Hoping that my second e-Bird checklist for South Platte Park would significantly exceed my first (see A Disappointing Survey), I headed down to the floodplain refuge on this cool, sunny morning. Taking my usual 2-mile loop hike, I encountered 30 species, a modest improvement from last month; however, the count included two ospreys, a flock of Franklin's gulls, a tardy group of female buffleheads, a lone loggerhead shrike and a flock of 17 barn swallows, perched in a small tree and presumably exhausted from their migration.
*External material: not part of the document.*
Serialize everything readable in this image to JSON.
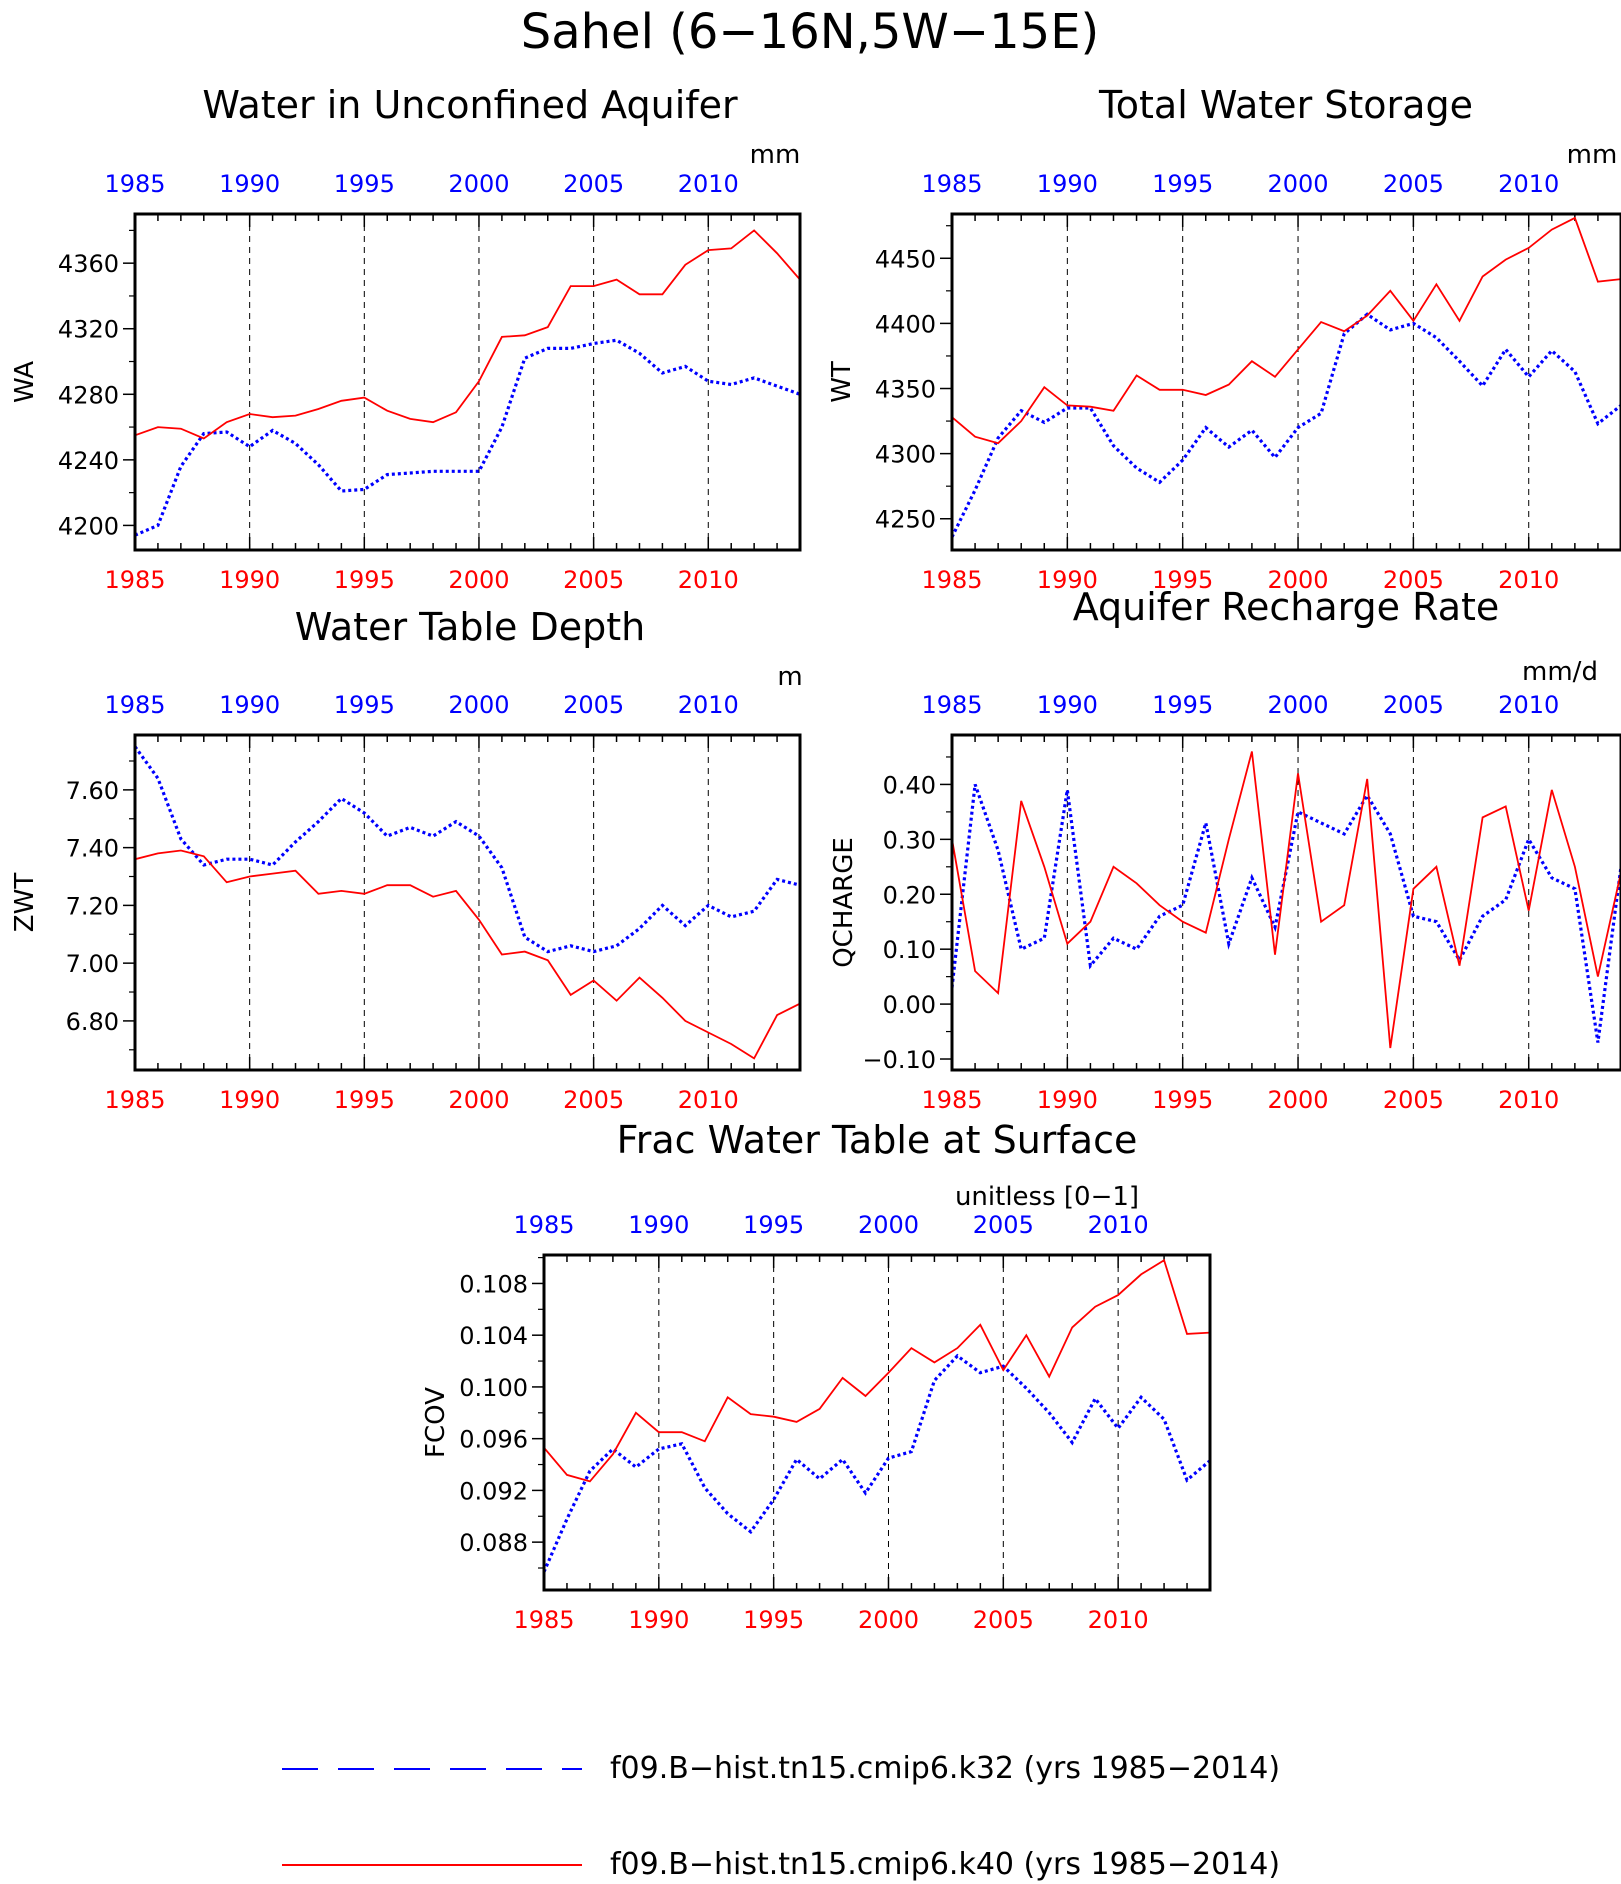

But the highlight of this visit was a tremendous number of yellow-rumped warblers (I estimated 300), foraging in almost every tree that graces the southern section of the refuge. Indeed, their numbers were so great that the movement of these small insectivores distracted me from other species that I attempted to locate. Per records provided on e-Bird, this count is more than double the previous maximum for any site in Colorado this year but it doesn't come close to the U.S. e-Bird record of 63,600+ observed at Cape May, New Jersey in the autumn of 2010.
After wintering across most of the central and southern latitudes of the U.S. and Mexico, yellow-rumped warblers return to breeding areas in the western mountains of North America and across Alaska, Canada and northernmost regions of the Lower 48. During their spring and fall migrations, they often travel in large flocks, a fact that was certainly confirmed at South Platte Park this morning.